LaGuardia's original plan was to develop Floyd Bennett Field, a parcel of land in Brooklyn across the water from where John F. Kennedy International Airport stands today. American Airlines tried the ramshackle facilities at Floyd Bennett for a few months but discovered that the field was farther from downtown than Newark was. The new airport was eventually built in Flushing, where it could take advantage of the new Queens Midtown Tunnel.

The runways were poured on top of reinforced landfill moved across the East River from Rikers Island in a string of bungles that resembled a 1920's version of the Kansai International Airport project. There is actually so much metal below the runways that the airport had to post signs warning pilots about magnetic interference. LGA ran millions of dollars over budget and missed its planned opening date that would have coincided with the opening of the World's Fair. Its first incoming flight, an Eastern Airlines DC-2, landed as the hangars and terminal were still being finished.

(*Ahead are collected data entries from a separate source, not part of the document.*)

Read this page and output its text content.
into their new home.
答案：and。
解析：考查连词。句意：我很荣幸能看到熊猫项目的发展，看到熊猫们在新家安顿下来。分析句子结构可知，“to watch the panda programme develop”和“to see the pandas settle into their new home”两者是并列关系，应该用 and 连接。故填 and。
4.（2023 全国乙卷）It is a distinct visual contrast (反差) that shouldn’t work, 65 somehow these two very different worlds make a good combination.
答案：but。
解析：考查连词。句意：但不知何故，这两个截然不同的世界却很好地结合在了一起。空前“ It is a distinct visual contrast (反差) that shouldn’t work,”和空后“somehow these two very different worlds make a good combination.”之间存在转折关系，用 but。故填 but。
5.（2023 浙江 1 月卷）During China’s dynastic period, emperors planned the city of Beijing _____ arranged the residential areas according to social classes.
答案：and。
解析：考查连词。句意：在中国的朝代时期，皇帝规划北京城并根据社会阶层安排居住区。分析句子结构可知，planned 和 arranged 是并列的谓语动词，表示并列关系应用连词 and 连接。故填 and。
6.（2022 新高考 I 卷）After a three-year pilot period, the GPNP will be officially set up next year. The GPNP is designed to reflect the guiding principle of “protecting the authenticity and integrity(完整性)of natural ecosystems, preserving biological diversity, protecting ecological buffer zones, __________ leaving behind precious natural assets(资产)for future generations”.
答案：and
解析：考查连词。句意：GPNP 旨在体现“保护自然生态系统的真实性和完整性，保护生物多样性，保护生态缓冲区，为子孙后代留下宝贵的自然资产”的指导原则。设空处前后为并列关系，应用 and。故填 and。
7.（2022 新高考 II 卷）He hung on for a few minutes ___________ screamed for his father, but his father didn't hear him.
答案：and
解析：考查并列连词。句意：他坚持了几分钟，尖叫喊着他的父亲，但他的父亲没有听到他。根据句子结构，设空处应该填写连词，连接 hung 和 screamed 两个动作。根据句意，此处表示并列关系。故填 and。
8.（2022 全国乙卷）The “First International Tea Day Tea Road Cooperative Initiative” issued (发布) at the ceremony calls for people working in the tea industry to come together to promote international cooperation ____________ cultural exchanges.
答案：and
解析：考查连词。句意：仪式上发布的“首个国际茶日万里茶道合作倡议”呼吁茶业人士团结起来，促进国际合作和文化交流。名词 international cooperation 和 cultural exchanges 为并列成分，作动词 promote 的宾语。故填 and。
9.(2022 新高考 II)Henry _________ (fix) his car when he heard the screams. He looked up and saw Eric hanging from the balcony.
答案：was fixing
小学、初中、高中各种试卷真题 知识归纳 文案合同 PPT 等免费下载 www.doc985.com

LaGuardia did open, however, and by the standards of the time, it was the most modern airport on Earth. It was New York City's only airport until the advent of the Boeing 747 and other widebody aircraft, which were too large for LaGuardia's runways and terminal, necessitating the construction of a new airport in the Idlewild section of Queens that is now known as JFK.

Even though it feels incredibly cramped today, LGA continues to be used for domestic flights by narrowbody aircraft and business jets: nothing much larger than a Boeing 757 can land there. Business travelers often use it because it is still the closest airport to Manhattan.